This section of the Early Achievements website helps parents understand more about Early Achievements and the Kennedy Krieger Institute’s programs and resources for infants, children, and youth with social and communication delays and autism spectrum disorders (ASD).
Children with communication and/or social delays and ASD learn best at school when instruction has certain characteristics that are strategically designed to maximize children’s attention to, and motivation to participate in instructional activities. Those instructional characteristics include things like creating learning opportunities that ensure plenty of child success but also present just the right amount of challenge to promote new skill and knowledge attainment. This is accomplished by giving children opportunities to practice existing skills in familiar and new situations. Teachers must create learning experiences that target children’s emerging skills. Also, teachers must provide the right type of cues and supports to help children do their best. Such cue let children know when they are on target, so they can 'get it right' the next time around. When teachers acknowledge children's attempts to participate and initiate, and reward (reinforce) their correct responses, children are more motivated to keep trying. Teachers also can boost child achievement by making educational experiences meaningful. In addition, teachers must ensure that children have many opportunities throughout the school day to initiate and respond in situations that target their learning goals. The Early Achievements intervention helps teachers to provide instruction that consistently has all these characteristics, and more. As a result, teachers using the Early Achievements instructional strategies help their students gain new knowledge and skills, which is associated with improved student engagement in instruction and increased positive behaviors.

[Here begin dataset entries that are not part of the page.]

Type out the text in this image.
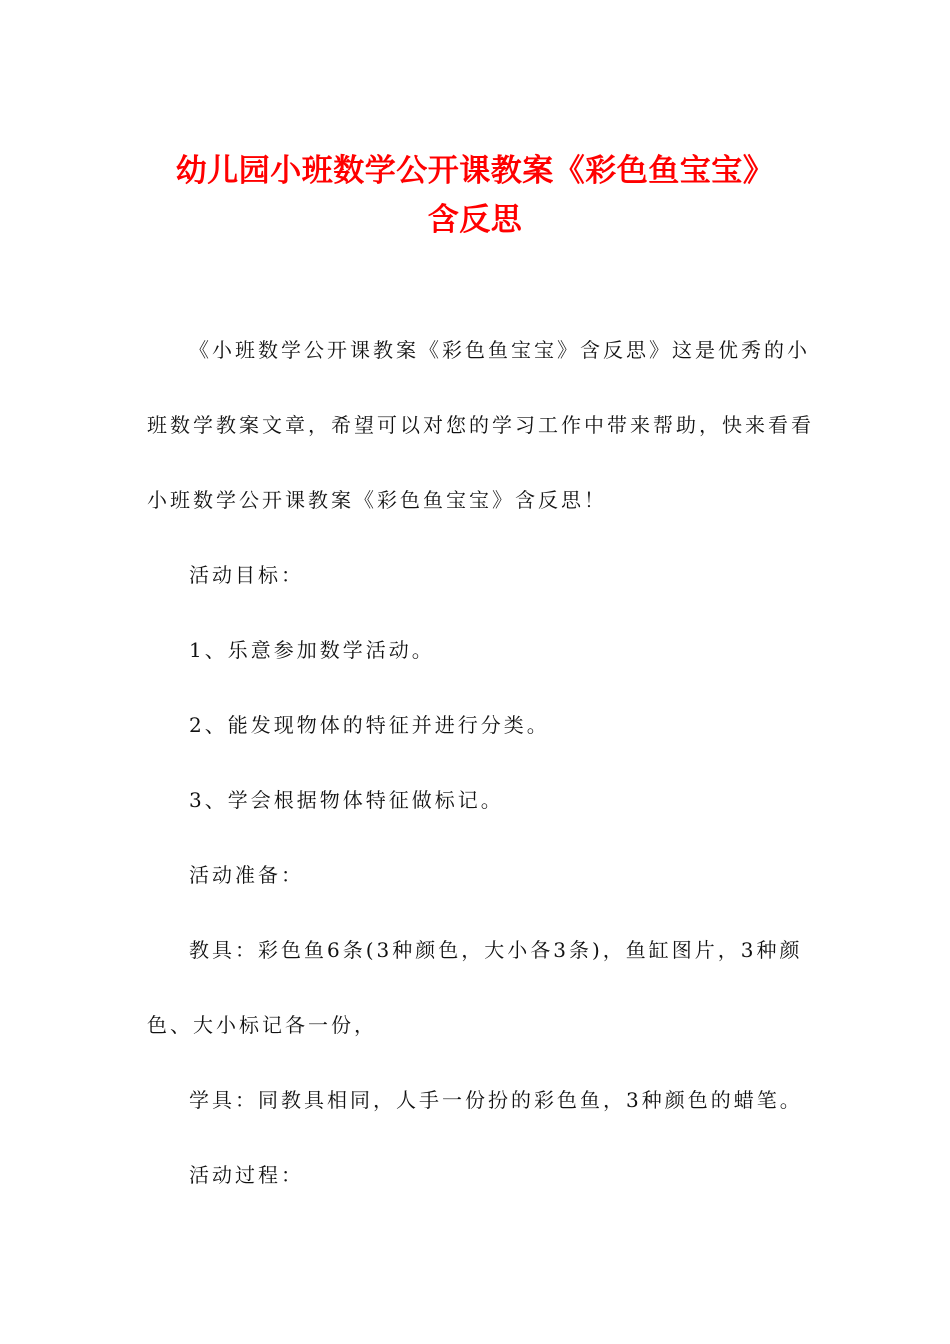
幼儿园小班数学公开课教案《彩色鱼宝宝》
含反思
《小班数学公开课教案《彩色鱼宝宝》含反思》这是优秀的小
班数学教案文章，希望可以对您的学习工作中带来帮助，快来看看
小班数学公开课教案《彩色鱼宝宝》含反思！
活动目标：
1、乐意参加数学活动。
2、能发现物体的特征并进行分类。
3、学会根据物体特征做标记。
活动准备：
教具：彩色鱼6条(3种颜色，大小各3条)，鱼缸图片，3种颜
色、大小标记各一份，
学具：同教具相同，人手一份扮的彩色鱼，3种颜色的蜡笔。
活动过程：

Most existing preschool curricula fail to adequately address the learning needs of children with social and communication delays and ASD. The Early Achievements intervention is an evidence-based approach to targeting child knowledge and skills that are lacking in those curricula. Early Achievements is specially designed to supplement schools’ existing curricula for preschool-aged children, emphasizing development of knowledge and skills falling in the language, communication, and social domains. Teachers learn how to use the Early Achievements instructional strategies by attending specially designed workshops, and being coached in their classroom by an Early Achievements coach. Coaches support teachers as they learn to adapt their instruction to meet the different needs of the students in their classroom, and as they deliver instruction in group contexts so that children learn from each other, develop new social skills, and build friendships.
As teachers develop expertise in using the Early Achievements instructional strategies, they learn to communicate more effectively with parents about what and how children are learning. This fosters parent-teacher relationships and shared expectations for children’s learning and behavior at school and at home. Through the Early Achievements professional development program, teachers become powerful agents of student change.